Artist Bryce Alexander Dixon
The Creative Edit: Bryce Alexander Dixon
Posing five questions to new emerging contemporary artists and creatives, we take an informal yet quick and engaging view of their creative practice. Viewers get to discover more about the new generation of artists + creatives helping shape and narrate the creative landscape.
Bryce Alexander Dixon (b. 1999) is an African-American multidisciplinary artist of Panamanian and Puerto Rican descent, currently based in New Jersey. Entirely self-taught, his practice spans painting and photography, with a particular focus on portraiture as a site of cultural reclamation and visual sovereignty. Through richly stylized compositions, Dixon seeks to affirm and immortalize Black and Brown presence, foregrounding the politics of fashion, gesture, and self-presentation as forms of power and memory.
What opened the door for you into the world of painting?
Honestly it was something I wanted to just try out at first and it stuck. I’ve always been interested in creating things since I was a child but painting was something I got to fully grasp as I got older to express myself and the world around me. As I developed my skills, knowledge and identity in the art world my purpose has become clear that I want to capture and immortalize family, friends and miscellaneous individuals.
Your portraits are striking and so well balanced. Several of your works are titled with affirmations or spiritual phrases (e.g. Chetachi (Remember God)). How do language and naming shape the emotional tone or intention behind each portrait?
Language plays a deeply intentional role in my work. The titles are never just descriptors, they’re extensions of the portraits themselves. Using affirmations or spiritual phrases like “Chetachi” (Remember God) creates a dialogue between the visual and the verbal. It helps root each portrait in a deeper emotional and cultural context, often drawing from ancestral memory, faith, or the kind of quiet strength passed down through generations. Naming is also a way for me to honor the unseen layers of my subjects; their resilience, their spiritual grounding, and their lived experiences. I want each name or phrase to feel like a blessing or a reminder, something that resonates beyond the image. The words guide the viewer’s emotional entry point, setting a tone of reverence, affirmation, or healing even before fully engaging with the portrait.


In capturing Black identity, how do you approach elements like skin tone, texture, expression, and environment to convey vulnerability?
When capturing Black identity, I approach elements like skin tone, texture, expression, and environment with deep care and intentionality. Skin tone is not just a color it's a living archive of history and beauty. I pay close attention to the richness and variations of skin tone and texture because those details carry so much weight. They speak to presence, survival, and individuality in a world that often tries to flatten or generalize the Black experience. Expression is where I often find vulnerability most visible. A soft gaze, a moment of stillness, or an unguarded posture can reveal layers of tenderness and truth that words sometimes can’t. I want my subjects to feel like they are not performing, but being truly authentic.

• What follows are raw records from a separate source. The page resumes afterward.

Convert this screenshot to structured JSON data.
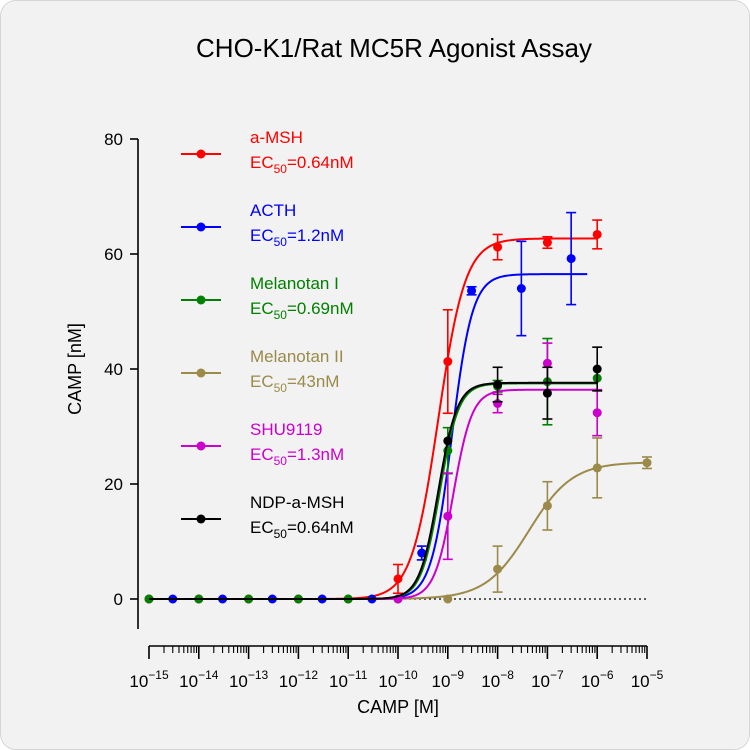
{
  "chart_data": {
    "type": "scatter",
    "title": "CHO-K1/Rat MC5R Agonist Assay",
    "xlabel": "CAMP [M]",
    "ylabel": "CAMP [nM]",
    "x_scale": "log",
    "xlim_exponent": [
      -15,
      -5
    ],
    "ylim": [
      0,
      80
    ],
    "y_ticks": [
      0,
      20,
      40,
      60,
      80
    ],
    "x_tick_exponents": [
      -15,
      -14,
      -13,
      -12,
      -11,
      -10,
      -9,
      -8,
      -7,
      -6,
      -5
    ],
    "x_tick_base": "10",
    "baseline": 0,
    "legend_position": "top-left",
    "fit": "sigmoidal dose-response",
    "series": [
      {
        "name": "a-MSH",
        "ec50_label": "EC",
        "ec50_sub": "50",
        "ec50_value": "=0.64nM",
        "color": "#ff0000",
        "bottom": 0,
        "top": 62.7,
        "log_ec50": -9.19,
        "hill": 1.6,
        "points": [
          [
            1e-15,
            0
          ],
          [
            1e-14,
            0
          ],
          [
            1e-13,
            0
          ],
          [
            1e-12,
            0
          ],
          [
            1e-11,
            0
          ],
          [
            1e-10,
            3.5
          ],
          [
            1e-09,
            41.3
          ],
          [
            1e-08,
            61.2
          ],
          [
            1e-07,
            62.0
          ],
          [
            1e-06,
            63.4
          ]
        ],
        "errors": [
          0,
          0,
          0,
          0,
          0,
          2.5,
          9.0,
          2.2,
          1.0,
          2.5
        ],
        "fit_end_exponent": -6
      },
      {
        "name": "ACTH",
        "ec50_label": "EC",
        "ec50_sub": "50",
        "ec50_value": "=1.2nM",
        "color": "#0000ff",
        "bottom": 0,
        "top": 56.5,
        "log_ec50": -8.92,
        "hill": 2.1,
        "points": [
          [
            3e-15,
            0
          ],
          [
            3e-14,
            0
          ],
          [
            3e-13,
            0
          ],
          [
            3e-12,
            0
          ],
          [
            3e-11,
            0
          ],
          [
            3e-10,
            8.0
          ],
          [
            3e-09,
            53.6
          ],
          [
            3e-08,
            54.0
          ],
          [
            3e-07,
            59.2
          ]
        ],
        "errors": [
          0,
          0,
          0,
          0,
          0,
          1.2,
          0.7,
          8.2,
          8.0
        ],
        "fit_end_exponent": -6.2
      },
      {
        "name": "Melanotan I",
        "ec50_label": "EC",
        "ec50_sub": "50",
        "ec50_value": "=0.69nM",
        "color": "#008000",
        "bottom": 0,
        "top": 37.5,
        "log_ec50": -9.16,
        "hill": 2.3,
        "points": [
          [
            1e-15,
            0
          ],
          [
            1e-14,
            0
          ],
          [
            1e-13,
            0
          ],
          [
            1e-12,
            0
          ],
          [
            1e-11,
            0
          ],
          [
            1e-10,
            0
          ],
          [
            1e-09,
            25.8
          ],
          [
            1e-08,
            37.0
          ],
          [
            1e-07,
            37.8
          ],
          [
            1e-06,
            38.4
          ]
        ],
        "errors": [
          0,
          0,
          0,
          0,
          0,
          0,
          4.0,
          1.0,
          7.5,
          0
        ],
        "fit_end_exponent": -6
      },
      {
        "name": "Melanotan II",
        "ec50_label": "EC",
        "ec50_sub": "50",
        "ec50_value": "=43nM",
        "color": "#9b8a4a",
        "bottom": 0,
        "top": 23.8,
        "log_ec50": -7.37,
        "hill": 1.0,
        "points": [
          [
            1e-09,
            0
          ],
          [
            1e-08,
            5.2
          ],
          [
            1e-07,
            16.2
          ],
          [
            1e-06,
            22.8
          ],
          [
            1e-05,
            23.7
          ]
        ],
        "errors": [
          0,
          4.0,
          4.2,
          5.2,
          1.0
        ],
        "fit_end_exponent": -5
      },
      {
        "name": "SHU9119",
        "ec50_label": "EC",
        "ec50_sub": "50",
        "ec50_value": "=1.3nM",
        "color": "#cc00cc",
        "bottom": 0,
        "top": 36.4,
        "log_ec50": -8.89,
        "hill": 2.3,
        "points": [
          [
            1e-10,
            0
          ],
          [
            1e-09,
            14.4
          ],
          [
            1e-08,
            34.0
          ],
          [
            1e-07,
            41.0
          ],
          [
            1e-06,
            32.4
          ]
        ],
        "errors": [
          0,
          7.5,
          1.6,
          3.5,
          4.0
        ],
        "fit_end_exponent": -6
      },
      {
        "name": "NDP-a-MSH",
        "ec50_label": "EC",
        "ec50_sub": "50",
        "ec50_value": "=0.64nM",
        "color": "#000000",
        "bottom": 0,
        "top": 37.6,
        "log_ec50": -9.19,
        "hill": 2.3,
        "points": [
          [
            1e-09,
            27.5
          ],
          [
            1e-08,
            37.3
          ],
          [
            1e-07,
            35.8
          ],
          [
            1e-06,
            40.0
          ]
        ],
        "errors": [
          0,
          3.0,
          4.5,
          3.8
        ],
        "fit_end_exponent": -6
      }
    ]
  }
}
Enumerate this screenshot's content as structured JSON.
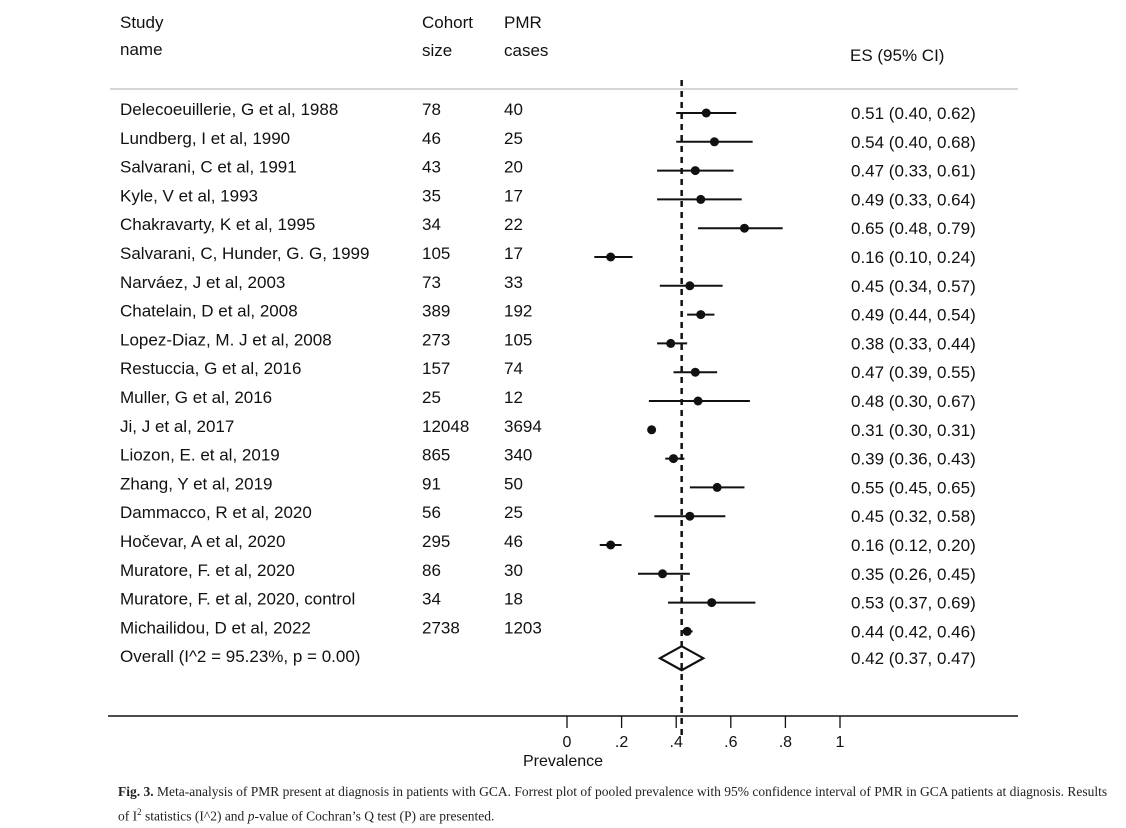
{
  "headers": {
    "study_line1": "Study",
    "study_line2": "name",
    "cohort_line1": "Cohort",
    "cohort_line2": "size",
    "pmr_line1": "PMR",
    "pmr_line2": "cases",
    "es": "ES (95% CI)"
  },
  "chart_data": {
    "type": "forest",
    "xlabel": "Prevalence",
    "xlim": [
      0,
      1
    ],
    "xticks": [
      0,
      0.2,
      0.4,
      0.6,
      0.8,
      1
    ],
    "xtick_labels": [
      "0",
      ".2",
      ".4",
      ".6",
      ".8",
      "1"
    ],
    "reference_line": 0.42,
    "studies": [
      {
        "name": "Delecoeuillerie, G et al, 1988",
        "cohort": "78",
        "cases": "40",
        "es": 0.51,
        "lo": 0.4,
        "hi": 0.62,
        "label": "0.51 (0.40, 0.62)"
      },
      {
        "name": "Lundberg, I et al, 1990",
        "cohort": "46",
        "cases": "25",
        "es": 0.54,
        "lo": 0.4,
        "hi": 0.68,
        "label": "0.54 (0.40, 0.68)"
      },
      {
        "name": "Salvarani, C et al, 1991",
        "cohort": "43",
        "cases": "20",
        "es": 0.47,
        "lo": 0.33,
        "hi": 0.61,
        "label": "0.47 (0.33, 0.61)"
      },
      {
        "name": "Kyle, V et al, 1993",
        "cohort": "35",
        "cases": "17",
        "es": 0.49,
        "lo": 0.33,
        "hi": 0.64,
        "label": "0.49 (0.33, 0.64)"
      },
      {
        "name": "Chakravarty, K et al, 1995",
        "cohort": "34",
        "cases": "22",
        "es": 0.65,
        "lo": 0.48,
        "hi": 0.79,
        "label": "0.65 (0.48, 0.79)"
      },
      {
        "name": "Salvarani, C, Hunder, G. G, 1999",
        "cohort": "105",
        "cases": "17",
        "es": 0.16,
        "lo": 0.1,
        "hi": 0.24,
        "label": "0.16 (0.10, 0.24)"
      },
      {
        "name": "Narváez, J et al, 2003",
        "cohort": "73",
        "cases": "33",
        "es": 0.45,
        "lo": 0.34,
        "hi": 0.57,
        "label": "0.45 (0.34, 0.57)"
      },
      {
        "name": "Chatelain, D et al, 2008",
        "cohort": "389",
        "cases": "192",
        "es": 0.49,
        "lo": 0.44,
        "hi": 0.54,
        "label": "0.49 (0.44, 0.54)"
      },
      {
        "name": "Lopez-Diaz, M. J et al, 2008",
        "cohort": "273",
        "cases": "105",
        "es": 0.38,
        "lo": 0.33,
        "hi": 0.44,
        "label": "0.38 (0.33, 0.44)"
      },
      {
        "name": "Restuccia, G et al, 2016",
        "cohort": "157",
        "cases": "74",
        "es": 0.47,
        "lo": 0.39,
        "hi": 0.55,
        "label": "0.47 (0.39, 0.55)"
      },
      {
        "name": "Muller, G et al, 2016",
        "cohort": "25",
        "cases": "12",
        "es": 0.48,
        "lo": 0.3,
        "hi": 0.67,
        "label": "0.48 (0.30, 0.67)"
      },
      {
        "name": "Ji, J et al, 2017",
        "cohort": "12048",
        "cases": "3694",
        "es": 0.31,
        "lo": 0.3,
        "hi": 0.31,
        "label": "0.31 (0.30, 0.31)"
      },
      {
        "name": "Liozon, E. et al, 2019",
        "cohort": "865",
        "cases": "340",
        "es": 0.39,
        "lo": 0.36,
        "hi": 0.43,
        "label": "0.39 (0.36, 0.43)"
      },
      {
        "name": "Zhang, Y et al, 2019",
        "cohort": "91",
        "cases": "50",
        "es": 0.55,
        "lo": 0.45,
        "hi": 0.65,
        "label": "0.55 (0.45, 0.65)"
      },
      {
        "name": "Dammacco, R et al, 2020",
        "cohort": "56",
        "cases": "25",
        "es": 0.45,
        "lo": 0.32,
        "hi": 0.58,
        "label": "0.45 (0.32, 0.58)"
      },
      {
        "name": "Hočevar, A et al, 2020",
        "cohort": "295",
        "cases": "46",
        "es": 0.16,
        "lo": 0.12,
        "hi": 0.2,
        "label": "0.16 (0.12, 0.20)"
      },
      {
        "name": "Muratore, F. et al, 2020",
        "cohort": "86",
        "cases": "30",
        "es": 0.35,
        "lo": 0.26,
        "hi": 0.45,
        "label": "0.35 (0.26, 0.45)"
      },
      {
        "name": "Muratore, F. et al, 2020, control",
        "cohort": "34",
        "cases": "18",
        "es": 0.53,
        "lo": 0.37,
        "hi": 0.69,
        "label": "0.53 (0.37, 0.69)"
      },
      {
        "name": "Michailidou, D et al, 2022",
        "cohort": "2738",
        "cases": "1203",
        "es": 0.44,
        "lo": 0.42,
        "hi": 0.46,
        "label": "0.44 (0.42, 0.46)"
      }
    ],
    "overall": {
      "name": "Overall  (I^2 = 95.23%, p = 0.00)",
      "es": 0.42,
      "lo": 0.37,
      "hi": 0.47,
      "label": "0.42 (0.37, 0.47)"
    }
  },
  "caption": {
    "label": "Fig. 3.",
    "text_part1": " Meta-analysis of PMR present at diagnosis in patients with GCA. Forrest plot of pooled prevalence with 95% confidence interval of PMR in GCA patients at diagnosis. Results of I",
    "superscript": "2",
    "text_part2": " statistics (I^2) and ",
    "italic": "p",
    "text_part3": "-value of Cochran’s Q test (P) are presented."
  }
}
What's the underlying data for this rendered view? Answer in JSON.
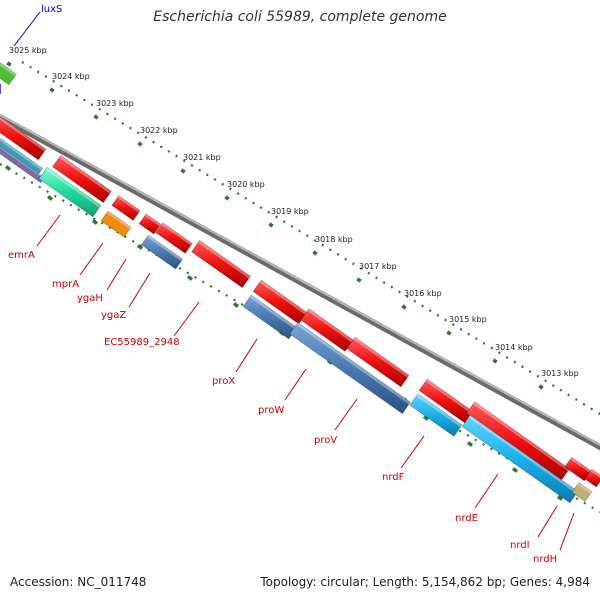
{
  "title": "Escherichia coli 55989, complete genome",
  "footer": {
    "accession": "Accession: NC_011748",
    "summary": "Topology: circular; Length: 5,154,862 bp; Genes: 4,984"
  },
  "colors": {
    "gene_label": "#cc0000",
    "outside_label": "#0000cc",
    "tick": "#2a7a2a",
    "backbone": "#888888",
    "forward_gene": "#ee1111",
    "reverse_red": "#ee1111",
    "blue_gene": "#4a7bb0",
    "cyan_gene": "#1ab0e8",
    "teal_gene": "#22d8a0",
    "orange_gene": "#f08a10",
    "green_gene": "#4cc032",
    "purple_gene": "#7a6aa8",
    "khaki_gene": "#bdb070"
  },
  "kbp_labels": [
    "3025 kbp",
    "3024 kbp",
    "3023 kbp",
    "3022 kbp",
    "3021 kbp",
    "3020 kbp",
    "3019 kbp",
    "3018 kbp",
    "3017 kbp",
    "3016 kbp",
    "3015 kbp",
    "3014 kbp",
    "3013 kbp"
  ],
  "gene_labels": [
    "emrA",
    "mprA",
    "ygaH",
    "ygaZ",
    "EC55989_2948",
    "proX",
    "proW",
    "proV",
    "nrdF",
    "nrdE",
    "nrdI",
    "nrdH"
  ],
  "top_label": "luxS"
}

How do you harness color, light, and composition to evoke emotional atmospheres such as serenity, nostalgia, empowerment, in your portraits? Which elements are deliberate versus intuitive?
I just trust my judgment on how I pick my subjects to evoke these emotional atmospheres such as serenity, nostalgia, and empowerment. I know exactly what I’m looking for when I create a portrait. And that’s an amalgamation of a 80s-90s to 2000s vibe that I look for. Sometimes I accentuate the posture to make the portrait look more stoic or even add an element/object that wasn’t originally there to add a depth of detail and question.
Looking forward, how do you envision your portrait practice evolving as landscapes of Black identity and beauty continue to shift? Are there new forms, media, or concepts you’re eager to explore?
Looking forward I can definitely envision my portrait practice evolving more into photography or even sculpture. But as of now I’m just focused on the present and continuing to do what I’m doing.
Images + bio are courtesy of the artist.